Buena gobernanza, buena gestión de los conflictos y relevo ordenado. La profesionalización de la dirección es otro factor determinante. La planificación de la sucesión, unos órganos de gobierno eficaces y la incorporación del mejor talento —sea o no familiar— aparecen de manera recurrente en las empresas más longevas. Saber separar propiedad y gestión, y preparar el relevo antes de que llegue, es a menudo lo que marca la diferencia entre llegar a la tercera generación o quedarse por el camino.

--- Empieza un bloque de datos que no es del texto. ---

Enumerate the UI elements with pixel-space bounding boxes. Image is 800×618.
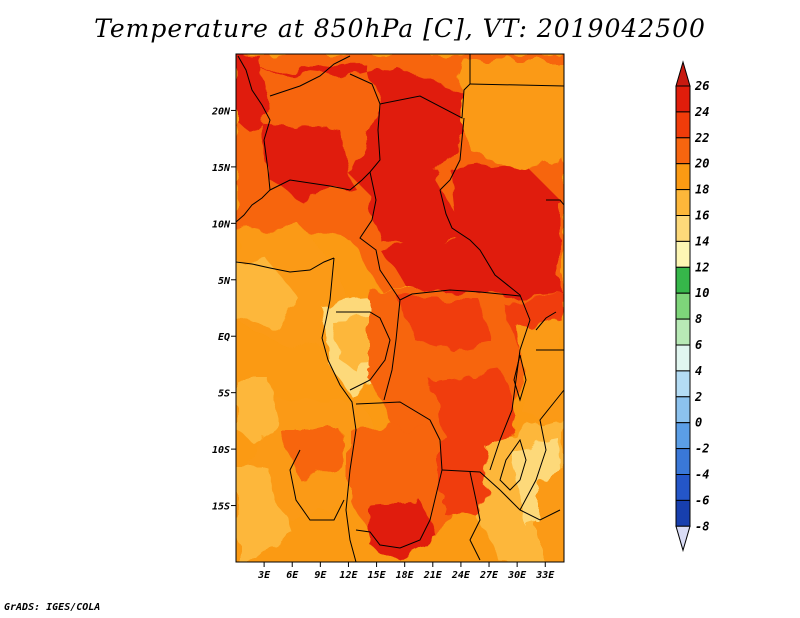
y-axis: 20N 15N 10N 5N EQ 5S 10S 15S <box>211 106 236 513</box>
colorbar-label: -4 <box>695 468 709 482</box>
colorbar-bottom-arrow <box>675 525 691 553</box>
colorbar-label: 16 <box>695 209 709 223</box>
colorbar-label: -8 <box>695 519 709 533</box>
colorbar-swatch <box>675 474 691 501</box>
x-tick-label: 3E <box>257 570 271 581</box>
colorbar-swatch <box>675 137 691 165</box>
map-title: Temperature at 850hPa [C], VT: 201904250… <box>94 14 706 43</box>
colorbar-label: 24 <box>694 105 709 119</box>
y-tick-label: 5N <box>218 276 231 287</box>
colorbar-label: 14 <box>695 234 709 248</box>
colorbar-swatch <box>675 422 691 450</box>
x-tick-label: 21E <box>423 570 443 581</box>
country-borders <box>236 54 564 562</box>
colorbar-swatch <box>675 318 691 346</box>
colorbar-label: 6 <box>695 338 702 352</box>
colorbar-swatch <box>675 266 691 294</box>
x-axis: 3E 6E 9E 12E 15E 18E 21E 24E 27E 30E 33E <box>257 562 555 581</box>
colorbar-swatch <box>675 344 691 372</box>
colorbar-top-arrow <box>675 60 691 87</box>
x-tick-label: 30E <box>507 570 527 581</box>
x-tick-label: 12E <box>339 570 358 581</box>
colorbar-label: 4 <box>695 364 702 378</box>
y-tick-label: 15S <box>212 502 230 513</box>
colorbar-swatch <box>675 448 691 476</box>
x-tick-label: 24E <box>451 570 471 581</box>
x-tick-label: 6E <box>286 570 299 581</box>
colorbar-swatch <box>675 111 691 139</box>
colorbar-label: 0 <box>695 416 702 430</box>
colorbar-swatch <box>675 163 691 191</box>
credit-label: GrADS: IGES/COLA <box>4 602 101 613</box>
colorbar-swatch <box>675 215 691 242</box>
colorbar-swatch <box>675 189 691 217</box>
x-tick-label: 18E <box>396 570 415 581</box>
colorbar-label: 20 <box>694 157 709 171</box>
y-tick-label: 15N <box>212 163 231 174</box>
colorbar-label: 18 <box>695 183 709 197</box>
y-tick-label: 10S <box>212 445 230 456</box>
x-tick-label: 33E <box>535 570 555 581</box>
map-frame <box>235 53 565 563</box>
colorbar-label: -2 <box>695 442 709 456</box>
colorbar-label: 22 <box>694 131 709 145</box>
x-tick-label: 27E <box>479 570 499 581</box>
y-tick-label: 10N <box>212 219 231 230</box>
colorbar-swatch <box>675 499 691 527</box>
colorbar-label: -6 <box>695 493 709 507</box>
colorbar-label: 26 <box>694 79 709 93</box>
colorbar-label: 8 <box>695 312 702 326</box>
colorbar-swatch <box>675 292 691 320</box>
colorbar-label: 2 <box>694 390 702 404</box>
colorbar-swatch <box>675 370 691 398</box>
colorbar-label: 12 <box>695 260 709 274</box>
colorbar-swatch <box>675 85 691 113</box>
y-tick-label: EQ <box>218 332 230 343</box>
temperature-field <box>236 54 564 562</box>
colorbar-swatch <box>675 396 691 424</box>
y-tick-label: 5S <box>218 389 230 400</box>
y-tick-label: 20N <box>211 106 231 117</box>
x-tick-label: 9E <box>314 570 327 581</box>
colorbar-label: 10 <box>695 286 709 300</box>
x-tick-label: 15E <box>368 570 387 581</box>
colorbar-swatch <box>675 240 691 268</box>
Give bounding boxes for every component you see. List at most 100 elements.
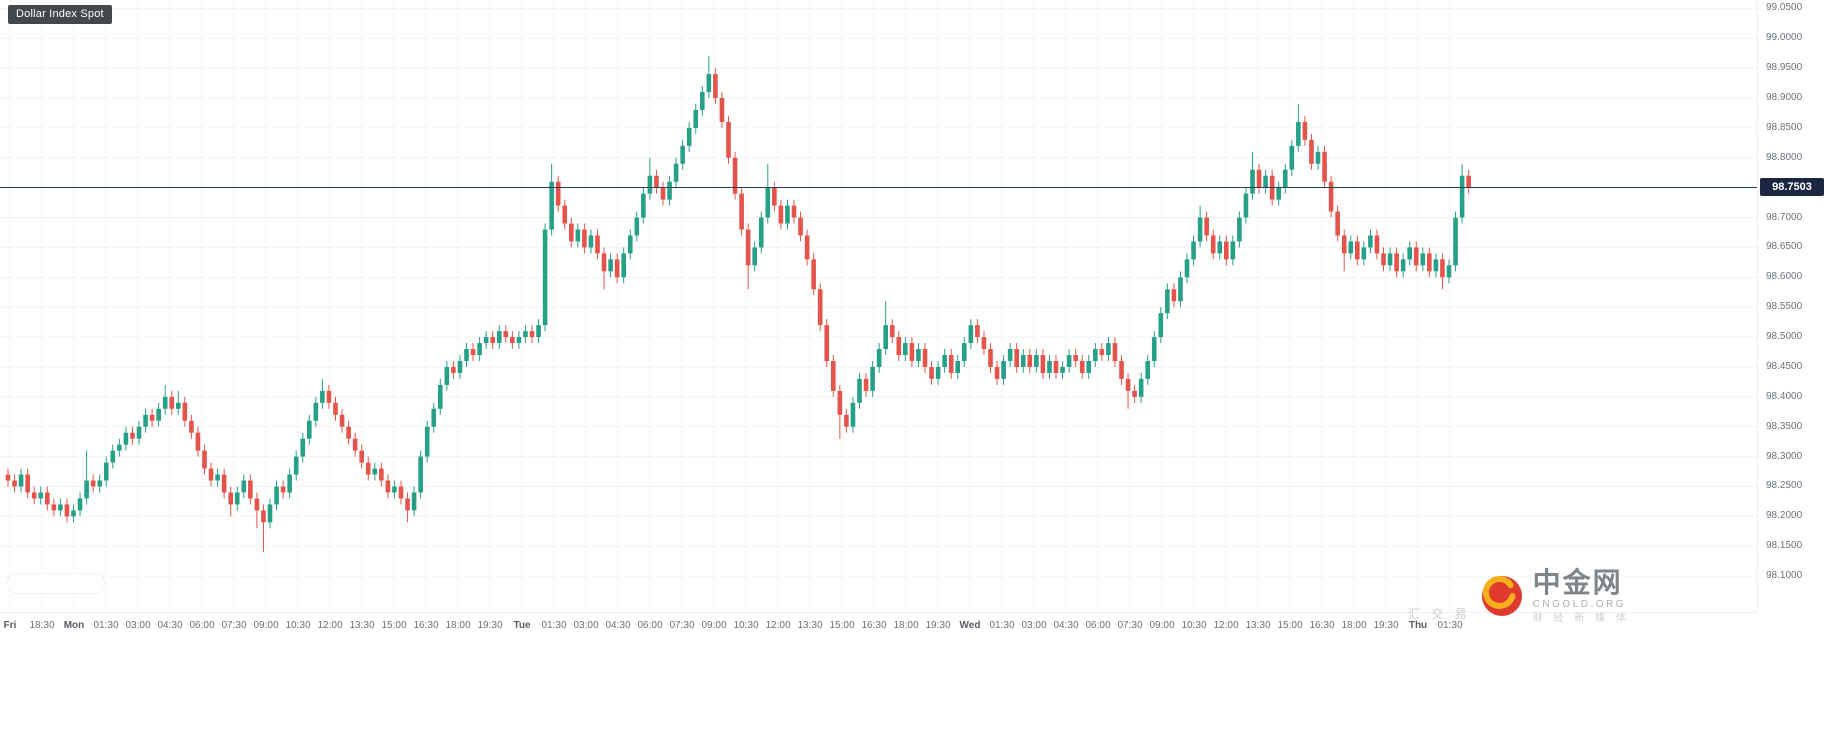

Prudencia financiera. El análisis de sus cuentas muestra una capitalización muy elevada: de media, unos fondos propios equivalentes al 44% del activo, un colchón que les da autonomía para afrontar nuevas inversiones. A esto se añade un endeudamiento moderado y una política de dividendos prudente. Esta fortaleza les permite encarar las crisis sin tomar decisiones precipitadas y, también, acertar los momentos de comprar y de vender —sean inmuebles, empresas o negocios—: más que seguir las modas, saben esperar el momento adecuado.

Confianza. El activo que necesita décadas. Finalmente, han construido un enorme capital de confianza. La de los clientes, de los trabajadores, de los proveedores y de la sociedad es un activo que tarda décadas en construirse, pero que se convierte en una de las principales ventajas competitivas de las empresas que perduran. Es, probablemente, su patrimonio más valioso, y el que resulta más difícil de copiar.

Cien años no son ningún seguro. La historia es un gran activo, pero no garantiza el futuro. Algunas empresas centenarias que hoy pasan dificultades habían sido durante décadas un referente en sus sectores. Cuando dejan de innovar, de poner al cliente en el centro, de mantener la prudencia financiera o de preservar una buena gobernanza, también pueden perder las ventajas que las habían hecho excepcionales. De hecho, en los últimos diez años ha desaparecido el 20% de las empresas que eran centenarias en 2015. La longevidad es un resultado que hay que revalidar cada día, no un derecho adquirido.

En definitiva, estas compañías nos recuerdan que el verdadero éxito empresarial no consiste solo en crecer deprisa, sino en construir organizaciones capaces de seguir creando valor generación tras generación. Su secreto no es ninguna fórmula mágica, sino la acumulación de buenas decisiones, una gestión rigurosa y una mirada siempre puesta en el largo plazo. En un mundo dominado por la inmediatez, las empresas centenarias nos dejan una lección de plena actualidad: las organizaciones que piensan en la próxima generación acostumbran a tomar mejores decisiones que las que solo piensan en el próximo trimestre. La longevidad no es un objetivo en sí mismo; es la consecuencia de seguir tomando, generación tras generación, las decisiones que hacen que una empresa siga siendo útil y relevante.